31 mai 2013 1 Imprimer ce billet Imprimer ce billet

Les GARI – 1974 : la solidarité en actes, un livre édité par le CRAS

296 p. format 15×21, 18 euros

Mai 1974, les GARI (Groupes d’Action Révolutionnaires Internationalistes) défrayent la chronique avec l’enlèvement d’Angel Baltasar Suarez, le directeur de la Banque de Bilbao à Paris, et une série d’attentats à l’explosif contre les intérêts économiques de l’Espagne et les représentations du franquisme. Le but revendiqué est sans ambiguïté : exiger la libération des prisonniers de l’ex-MIL (Movimiento Ibérico de Liberación). En effet, deux d’entre eux risquent la peine de mort par le garrot comme l’a subie à Barcelone deux mois auparavant leur compagnon de lutte Salvador Puig Antich. Les GARI sont avant tout une coordination de groupes autonomes et d’individus de la mouvance libertaire en France, pour qui les protestations classiques de solidarité semblent insuffisantes pour empêcher les condamnations à mort. Si au cours de l’été la coordination décide l’autodissolution, les arrestations de certains de ses membres, la solidarité aux inculpés et les procès (en 1981) vont prolonger la « vie médiatique » des GARI pendant plusieurs années. Ce livre présente une chronologie détaillée des événements et une anthologie des textes écrits entre 1974 et 1977. En outre, il comporte des témoignages récents de protagonistes qui ont bien voulu revenir sur ce passé.
Les auteurs, s’estimant trop impliqués dans ces péripéties pour avoir la distance nécessaire pour en écrire l’histoire, ont préféré exposer dans cet ouvrage l’essentiel des matériaux conservés au centre de documentation du CRAS. Ceci afin de permettre aux lecteurs intéressés d’avoir des éléments pour analyser cette période avec du recul ou tout simplement de découvrir les GARI. À travers les actions, les communiqués de revendication, les lettres de détention et les divers textes publiés, on peut approcher la pensée des individus qui y ont pris part. Et par la même occasion lire quelques pages d’histoire de groupes autonomes libertaires, car les GARI sont le fruit du bouillonnement post-68 et des liens tissés au gré des affinités et des luttes.

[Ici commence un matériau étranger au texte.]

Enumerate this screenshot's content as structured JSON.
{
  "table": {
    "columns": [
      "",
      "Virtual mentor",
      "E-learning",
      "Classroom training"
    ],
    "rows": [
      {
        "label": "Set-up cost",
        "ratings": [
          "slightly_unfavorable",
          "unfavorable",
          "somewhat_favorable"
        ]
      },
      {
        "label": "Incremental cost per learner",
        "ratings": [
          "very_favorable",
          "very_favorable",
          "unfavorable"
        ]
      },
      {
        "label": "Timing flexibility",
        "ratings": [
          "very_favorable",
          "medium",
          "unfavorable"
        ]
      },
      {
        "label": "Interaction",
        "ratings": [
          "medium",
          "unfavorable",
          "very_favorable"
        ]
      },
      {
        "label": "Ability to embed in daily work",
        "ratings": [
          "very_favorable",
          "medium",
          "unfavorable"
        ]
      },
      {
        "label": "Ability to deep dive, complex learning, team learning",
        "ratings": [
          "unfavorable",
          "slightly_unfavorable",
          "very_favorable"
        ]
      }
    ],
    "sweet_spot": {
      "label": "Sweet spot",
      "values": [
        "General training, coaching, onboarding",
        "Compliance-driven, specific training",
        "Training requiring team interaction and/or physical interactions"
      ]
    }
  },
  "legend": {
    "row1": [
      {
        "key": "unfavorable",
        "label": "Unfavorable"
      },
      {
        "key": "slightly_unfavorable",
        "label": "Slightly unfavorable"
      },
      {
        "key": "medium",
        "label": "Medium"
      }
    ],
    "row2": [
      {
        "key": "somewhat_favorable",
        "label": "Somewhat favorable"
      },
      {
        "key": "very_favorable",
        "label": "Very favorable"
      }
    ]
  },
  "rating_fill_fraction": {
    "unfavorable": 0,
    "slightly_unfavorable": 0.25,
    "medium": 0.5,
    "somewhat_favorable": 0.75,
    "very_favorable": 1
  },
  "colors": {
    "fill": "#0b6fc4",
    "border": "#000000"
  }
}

Centre de Recherches sur l’Alternative Sociale
Le CRAS est un centre de documentation créé en 1979, affilié à la FICEDL (Fé­dération internationale des centres d’études et de documentation libertaires). L’objectif de l’association est de recueillir les traces de ces luttes passées et présentes, de ces expé­riences alternatives, individuelles ou collectives et de ces moments de rébellion, qu’ils soient des révoltes sans lendemain ou qu’ils s’inscrivent dans un projet de boulever­sement de l’ordre établi. Son but est aussi de rassembler des documents critiques sur le monde et son devenir. L’essentiel des archives couvre la période de la fin des années 1960 à nos jours. Notre démarche est marquée par le désir de se réapproprier notre mémoire et de ne pas lais­ser aux vainqueurs et aux tenants de la pensée dominante le soin d’écrire notre histoi­re. Leur vision n’est pas la nôtre. Pour ce faire, le CRAS mène une activité d’édition.
Les archives sont consultables par qui le désire, que cela soit pour sa culture person­nelle ou pour produire un document.